Un anno fa uccise la moglie, ora era pronto ad uccidere il figlio e la nuora

Un anno e mezzo fa aveva ucciso a colpi di bastone la moglie e si era autodenunciato, ora aveva un altro progetto: uccidere uno dei suoi quattro figli e la nuora. Il motivo era sempre lo stesso non voleva lasciare in eredità i suoi beni a chi continuava a “trascurarlo”. Come si legge sul Messaggero.it torna in carcere Umberto Scassillo, il 71enne che poco più di quindici mesi fa massacrò con il manico di un grosso piccone la moglie, Ida Fontana, in una villetta posta nella zona periferica di via Nazionale, distante in linea d’aria poche centinaia di metri dalla procura di Torre Annunziata. I pm hanno chiesto e ottenuto dalla Corte di Appello di Napoli una nuova misura cautelare in carcere per Scassillo, finora posto agli arresti domiciliari in attesa della conclusione dell’iter processuale a suo carico per l’omicidio della moglie.

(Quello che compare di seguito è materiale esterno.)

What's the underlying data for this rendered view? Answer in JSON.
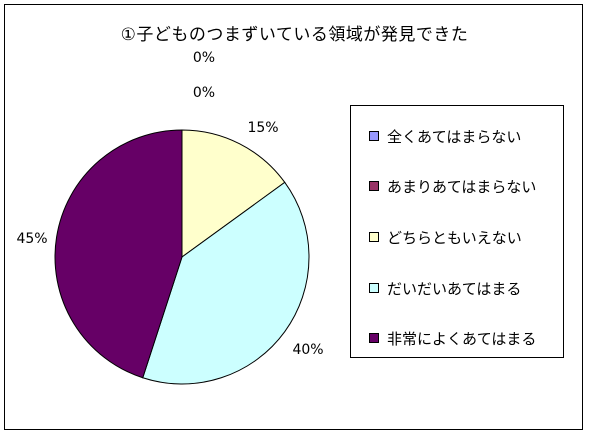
{
  "chart_data": {
    "type": "pie",
    "title": "①子どものつまずいている領域が発見できた",
    "categories": [
      "全くあてはまらない",
      "あまりあてはまらない",
      "どちらともいえない",
      "だいだいあてはまる",
      "非常によくあてはまる"
    ],
    "values": [
      0,
      0,
      15,
      40,
      45
    ],
    "data_labels": [
      "0%",
      "0%",
      "15%",
      "40%",
      "45%"
    ],
    "colors": [
      "#9999ff",
      "#993366",
      "#ffffcc",
      "#ccffff",
      "#660066"
    ],
    "legend_position": "right"
  }
}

Ammazzò la moglie, ora pianificava altri due omicidi

L’uomo, come si legge sul Messaggero.it rimasto solo e tormentato dai pensieri legati al futuro,  aveva iniziato a pianificare il proposito di vendetta: approfittando della condizione privilegiata degli arresti domiciliari, con possibilità di allontanarsi dalla propria dimora per due ore al giorno per effettuare le commissioni quotidiane, il 71enne – secondo quanto ricostruito dai carabinieri – avrebbe preso contatti con piccoli esponenti della criminalità organizzata per acquistare un’arma da fuoco, utile a compiere il duplice delitto. A risultare fondamentale per il lavoro degli inquirenti, sarebbe stata la collaborazione fornita da una donna che, dopo avere saputo delle intenzioni del 71enne, avrebbe raccontato tutto alle forze dell’ordine. A quel punto sono scattate le indagini, l’uomo è stato pedinato ed è finito in manette quando era ormai pronto per acquistare l’arma. Una ricostruzione avallata dalla procura, che ha immediatamente richiesto e ottenuto una nuova custodia in carcere per l’anziano, tornato in galera.